Jenderal Joseph Votel, dikonfirmasi sebagai komandan Komando Pusat A.S. pada Maret 2016. Dia sebelumnya menjabat sebagai komandan
Jenderal Joseph Votel, dikonfirmasi sebagai komandan Komando Pusat A.S. pada Maret 2016. Dia sebelumnya menjabat sebagai komandan

Memelihara kedaulatan negara merdeka dan melindungi masyarakat dari ancaman yang diakibatkan oleh ekstremis kekerasan terhadap keamanan dan stabilitas bukan tujuan yang mudah dicapai. Sasaran mulia ini tidak hanya membutuhkan upaya dari seluruh kalangan pemerintah tetapi juga komitmen internasional untuk menyelaraskan upaya dan membangun hubungan yang akan meningkatkan upaya masing-masing negara dalam meraih perdamaian dan kemakmuran.

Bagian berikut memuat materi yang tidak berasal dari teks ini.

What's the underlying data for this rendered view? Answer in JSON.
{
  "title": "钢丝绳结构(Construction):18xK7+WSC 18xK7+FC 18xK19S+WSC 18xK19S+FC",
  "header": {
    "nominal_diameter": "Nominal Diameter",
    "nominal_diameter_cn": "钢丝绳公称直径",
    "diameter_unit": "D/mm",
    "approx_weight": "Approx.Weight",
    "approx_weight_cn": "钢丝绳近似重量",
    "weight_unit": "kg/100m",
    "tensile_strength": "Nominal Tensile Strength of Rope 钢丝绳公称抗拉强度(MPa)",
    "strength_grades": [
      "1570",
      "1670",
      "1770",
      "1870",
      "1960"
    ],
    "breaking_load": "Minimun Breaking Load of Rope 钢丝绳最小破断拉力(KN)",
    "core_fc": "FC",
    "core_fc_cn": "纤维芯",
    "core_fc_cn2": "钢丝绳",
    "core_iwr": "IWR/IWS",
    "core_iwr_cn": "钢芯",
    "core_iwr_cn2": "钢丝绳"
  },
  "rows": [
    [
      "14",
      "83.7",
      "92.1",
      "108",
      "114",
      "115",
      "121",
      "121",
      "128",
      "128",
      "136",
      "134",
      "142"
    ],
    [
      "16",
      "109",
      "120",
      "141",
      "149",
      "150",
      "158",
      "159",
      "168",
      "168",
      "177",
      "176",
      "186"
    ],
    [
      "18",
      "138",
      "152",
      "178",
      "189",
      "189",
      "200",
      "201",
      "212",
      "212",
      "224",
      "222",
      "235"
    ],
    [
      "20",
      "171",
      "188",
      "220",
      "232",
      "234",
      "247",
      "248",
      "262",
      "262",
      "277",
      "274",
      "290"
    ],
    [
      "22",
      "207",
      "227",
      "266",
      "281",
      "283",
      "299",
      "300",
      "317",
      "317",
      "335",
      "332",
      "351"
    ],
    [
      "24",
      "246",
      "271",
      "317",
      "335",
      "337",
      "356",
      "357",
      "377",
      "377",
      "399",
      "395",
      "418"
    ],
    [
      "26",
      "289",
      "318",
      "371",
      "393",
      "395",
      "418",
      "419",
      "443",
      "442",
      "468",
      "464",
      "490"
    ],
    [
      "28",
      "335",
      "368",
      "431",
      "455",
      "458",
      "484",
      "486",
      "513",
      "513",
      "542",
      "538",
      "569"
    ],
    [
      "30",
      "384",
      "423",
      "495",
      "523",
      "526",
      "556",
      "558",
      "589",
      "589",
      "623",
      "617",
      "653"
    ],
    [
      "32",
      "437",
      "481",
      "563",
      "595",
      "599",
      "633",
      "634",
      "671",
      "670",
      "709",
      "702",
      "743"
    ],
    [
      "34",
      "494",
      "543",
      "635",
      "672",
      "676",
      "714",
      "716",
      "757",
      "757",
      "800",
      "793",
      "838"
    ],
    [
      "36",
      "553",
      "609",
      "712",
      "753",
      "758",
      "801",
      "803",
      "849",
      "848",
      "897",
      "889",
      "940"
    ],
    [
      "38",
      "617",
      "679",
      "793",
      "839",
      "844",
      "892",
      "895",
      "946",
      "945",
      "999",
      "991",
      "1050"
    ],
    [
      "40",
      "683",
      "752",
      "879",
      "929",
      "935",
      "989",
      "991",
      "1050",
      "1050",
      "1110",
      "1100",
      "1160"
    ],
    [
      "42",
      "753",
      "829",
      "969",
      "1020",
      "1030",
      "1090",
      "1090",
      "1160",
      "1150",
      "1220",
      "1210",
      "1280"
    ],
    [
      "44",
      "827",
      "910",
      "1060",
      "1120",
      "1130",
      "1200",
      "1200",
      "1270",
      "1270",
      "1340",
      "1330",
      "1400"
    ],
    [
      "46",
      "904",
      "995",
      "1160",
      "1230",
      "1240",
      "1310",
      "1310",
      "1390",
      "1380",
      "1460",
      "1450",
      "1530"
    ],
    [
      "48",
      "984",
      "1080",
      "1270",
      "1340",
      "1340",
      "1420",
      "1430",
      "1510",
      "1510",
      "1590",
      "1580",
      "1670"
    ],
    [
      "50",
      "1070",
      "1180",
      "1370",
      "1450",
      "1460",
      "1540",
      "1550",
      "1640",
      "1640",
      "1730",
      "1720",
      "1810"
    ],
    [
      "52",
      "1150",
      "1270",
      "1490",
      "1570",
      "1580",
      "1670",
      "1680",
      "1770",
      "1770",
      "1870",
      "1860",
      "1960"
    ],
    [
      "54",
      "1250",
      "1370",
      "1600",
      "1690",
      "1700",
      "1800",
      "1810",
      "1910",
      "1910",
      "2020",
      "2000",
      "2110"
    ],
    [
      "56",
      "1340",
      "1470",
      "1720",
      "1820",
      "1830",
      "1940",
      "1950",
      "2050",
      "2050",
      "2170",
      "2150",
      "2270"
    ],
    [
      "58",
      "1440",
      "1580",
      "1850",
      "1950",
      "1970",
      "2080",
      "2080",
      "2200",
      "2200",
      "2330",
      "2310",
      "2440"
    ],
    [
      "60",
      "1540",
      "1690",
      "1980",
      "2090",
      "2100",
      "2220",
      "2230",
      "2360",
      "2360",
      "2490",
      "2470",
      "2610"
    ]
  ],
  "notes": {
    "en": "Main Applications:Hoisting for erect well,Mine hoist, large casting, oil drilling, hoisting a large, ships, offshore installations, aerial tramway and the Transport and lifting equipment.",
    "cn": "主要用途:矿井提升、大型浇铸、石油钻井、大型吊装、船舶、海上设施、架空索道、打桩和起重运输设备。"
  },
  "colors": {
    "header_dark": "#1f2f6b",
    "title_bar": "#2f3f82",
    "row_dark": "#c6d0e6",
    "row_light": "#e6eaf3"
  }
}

Ketika saluran berita global menyorot kekejaman teroris dan tentakel pengaruh dan kekerasan mereka di seluruh dunia, hal yang tidak selalu menjadi berita utama adalah upaya gigih dan terus-menerus untuk melindungi kedaulatan negara dan mengembalikan stabilitas di daerah rawan konflik di dunia. Pejabat militer, pemimpin pemerintah, dan ahli lainnya terus bekerja untuk melawan dan mengalahkan teroris. Selagi serangan udara dan operasi militer lainnya adalah salah satu unsur perjuangan tersebut, kemitraan global dan dialog internasional membantu memberantas ekstremisme kekerasan secara tuntas.

“Jaringan kami kuat dan berkembang,” kata Jenderal Joseph Votel, ketika dia menjadi komandan Komando Operasi Khusus A.S. (USSOCOM). Dia telah dinominasikan untuk menjadi komandan Komando Pusat A.S. (CENTCOM). “Dan melalui jaringan kami, kami akan mengalahkan aliran transnasional yang mengancam tidak hanya keamanan berdaulat kami sendiri, tetapi juga keamanan global secara keseluruhan.”

Salah satu prakarsa tersebut adalah program Sovereign Challenge yang dibuat pada tahun 2004 oleh USSOCOM. Program ini berfungsi sebagai platform untuk membangun jaringan, serta cara bagi perwakilan dari negara-negara mitra untuk menelaah ancaman ekstremis dan mengembangkan hubungan dan pemahaman bersama tentang tantangan internasional dalam memelihara kedaulatan dan keamanan di seluruh dunia.

“Ini adalah program yang benar-benar unik — tidak ada program lain seperti ini,” kata Votel.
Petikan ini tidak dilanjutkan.